Firebase - browser js vs node js

Question

I'm a Android developer and have already worked with firebase, but as soon as I wanted to use it on a web app, I got confused, I wanted to use node.js since I know the main langage supported by firebase for web development is Javascript.

I got confused as I saw that some features on firebase (like firebase storage) wasn't supported on node.js, but was supported on what they called the "web", I think that confusion is coming from the fact that I'm not a web developper, but I'm not able to make the difference between brower js and node.js with firebase.

If I use browser js, is it okay to leak my firebase config? Or should I work with node.js and leave the config on the server-side?

You might see that I'm a bit lost with how I should use firebase to build a web app. I'd love to have some advice about all that.

Answer 1

JavaScript is the lingua franca of web development, and it can run in many places.

For web projects using Firebase, most of the JavaScript code runs in the browser, and uses the Firebase JavaScript/Web SDKs.

The second most common place to run JavaScript code is in trusted environments, such as your development machine, a server you control, or Cloud Functions, using the Firebase Admin SDK for Node.js.

To the first type of code runs in the user's browser, while the second type of code runs in an environment you can trust.

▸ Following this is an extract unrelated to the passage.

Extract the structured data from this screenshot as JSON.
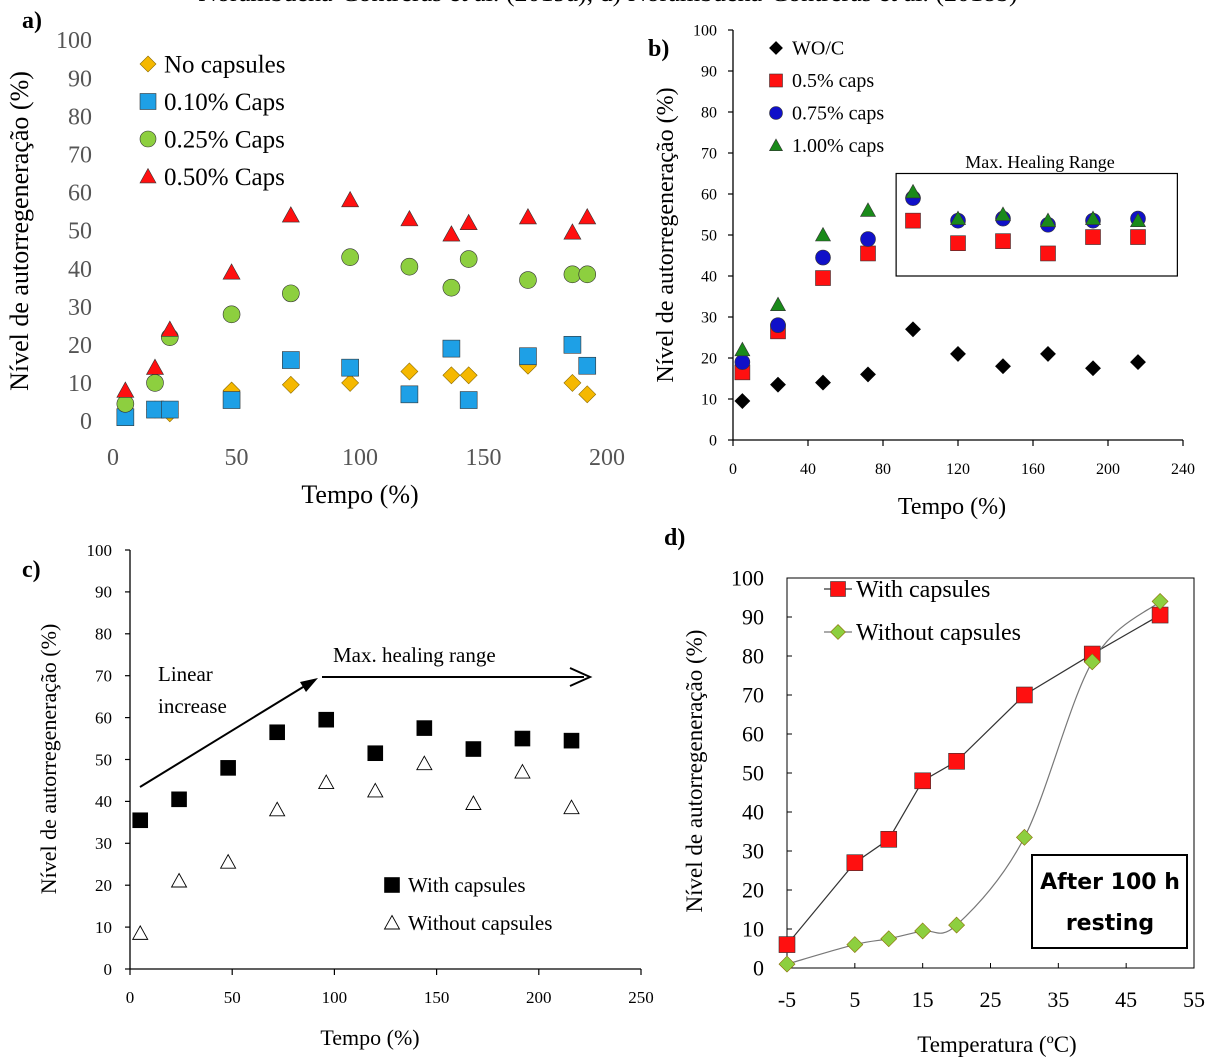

For code that runs in the user's browser, you don't ever want to trust that the code they run is the code that you wrote. But the same applies to your current Android apps too: a malicious user can get the configuration data for Firebase from your APK file, and then use the same configuration with code that they wrote.

That's why to protect access to data you store in Firebase, you'll use it's [server-side security rules], instead of trusting the code. These rules are part of the business logic of your app, in the same way that your code is. Once you've written good rules, it protects the data in your project, no matter what code is trying to access it. And that's also the reason why it's not a security risk to have your configuration data in the client-side JavaScript for you web project, or in the Android app for that matter.

Also see:

• The documentation on adding Firebase to a client-side web project.
• The documentation on adding Firebase to a server, such as one that runs JavaScript code in Node.js.
• Is it safe to expose Firebase apiKey to the public?
• The documentation on server-side security rules.